After graduating nursing school and marrying my Dad (who by the way is a precious gift from the Lord Jesus to us), life got easier, but she didn't slow down working.  She taught us what it means to have a strong work ethic.  She would make us take turns cleaning the kitchen, and I would trade out cooking dinner with her.  At 13 we had to start doing our own laundry.  We had to help clean the entire house.  Once we got jobs we had to pay a household bill.  It was only $20-25.  At the time we bellyached.  We fussed and whined how unfair she was being, but when I married I knew how to cook and take care of a household.  I knew how to pay bills, and working hard was in my blood.

Anytime anyone would commend her on all she had accomplished, she would respond by saying, "I could have never done it without the Lord."  He always got the credit.

There is so much I could write about my mom, but the most important thing anyone needs to know is how much she loved Jesus.  She always knew that regardless of the circumstances, He would get her through.

"We're just going to have to trust the Lord, Robin."  She said this to me two days before she died.

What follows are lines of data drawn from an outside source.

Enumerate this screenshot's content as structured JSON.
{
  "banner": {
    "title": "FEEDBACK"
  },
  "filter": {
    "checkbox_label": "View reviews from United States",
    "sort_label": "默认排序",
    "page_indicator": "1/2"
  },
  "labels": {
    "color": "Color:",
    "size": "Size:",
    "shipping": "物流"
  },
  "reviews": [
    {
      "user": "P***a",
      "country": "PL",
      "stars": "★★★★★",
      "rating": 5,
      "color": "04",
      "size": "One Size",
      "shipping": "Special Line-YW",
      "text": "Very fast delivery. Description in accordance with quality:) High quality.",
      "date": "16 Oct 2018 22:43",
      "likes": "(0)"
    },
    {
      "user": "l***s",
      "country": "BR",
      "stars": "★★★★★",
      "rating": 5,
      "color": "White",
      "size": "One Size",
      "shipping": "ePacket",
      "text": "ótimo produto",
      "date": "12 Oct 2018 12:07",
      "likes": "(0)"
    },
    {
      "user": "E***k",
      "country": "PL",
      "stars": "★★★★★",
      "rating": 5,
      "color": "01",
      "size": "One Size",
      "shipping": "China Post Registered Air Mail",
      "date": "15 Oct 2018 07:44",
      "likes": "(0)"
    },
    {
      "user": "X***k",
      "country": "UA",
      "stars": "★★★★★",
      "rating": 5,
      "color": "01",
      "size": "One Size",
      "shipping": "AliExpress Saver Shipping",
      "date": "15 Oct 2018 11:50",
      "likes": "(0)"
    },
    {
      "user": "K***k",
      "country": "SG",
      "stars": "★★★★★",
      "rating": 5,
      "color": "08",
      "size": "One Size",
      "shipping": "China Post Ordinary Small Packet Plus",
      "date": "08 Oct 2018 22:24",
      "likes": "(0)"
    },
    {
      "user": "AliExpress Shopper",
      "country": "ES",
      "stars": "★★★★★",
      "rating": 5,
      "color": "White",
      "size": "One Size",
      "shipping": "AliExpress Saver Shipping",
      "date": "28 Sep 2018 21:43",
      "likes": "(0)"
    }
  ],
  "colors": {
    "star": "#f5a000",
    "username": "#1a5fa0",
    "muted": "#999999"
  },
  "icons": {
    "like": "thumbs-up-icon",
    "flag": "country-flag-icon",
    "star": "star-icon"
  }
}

She loved the Lord and she wanted everyone else to also.  So many people have told us what a witness she was to them.

A friend of mine wrote this on my Facebook wall on Mother's Day ...

"I am thinking of you today, Robin. I cannot know the pain you suffer over the loss of your mother, but I do know how very, very lucky you were to have such a wonderful mother who has left such an empty spot. To be given the gift of a loving, caring, supporting mother, even if for less time than you would like, is a blessing. You are loved by many, Robin."

What a gift my Mama was to me!!

I miss her more with each passing day.  I still visit her grave every day.  I think I've missed four days since she passed.  We often run into someone who is there visiting her grave also.  That speaks volumes to me.  People love her so much, she was so special to them, that they make it a point to visit her grave.

I love you, Mama.  You will always be special to me.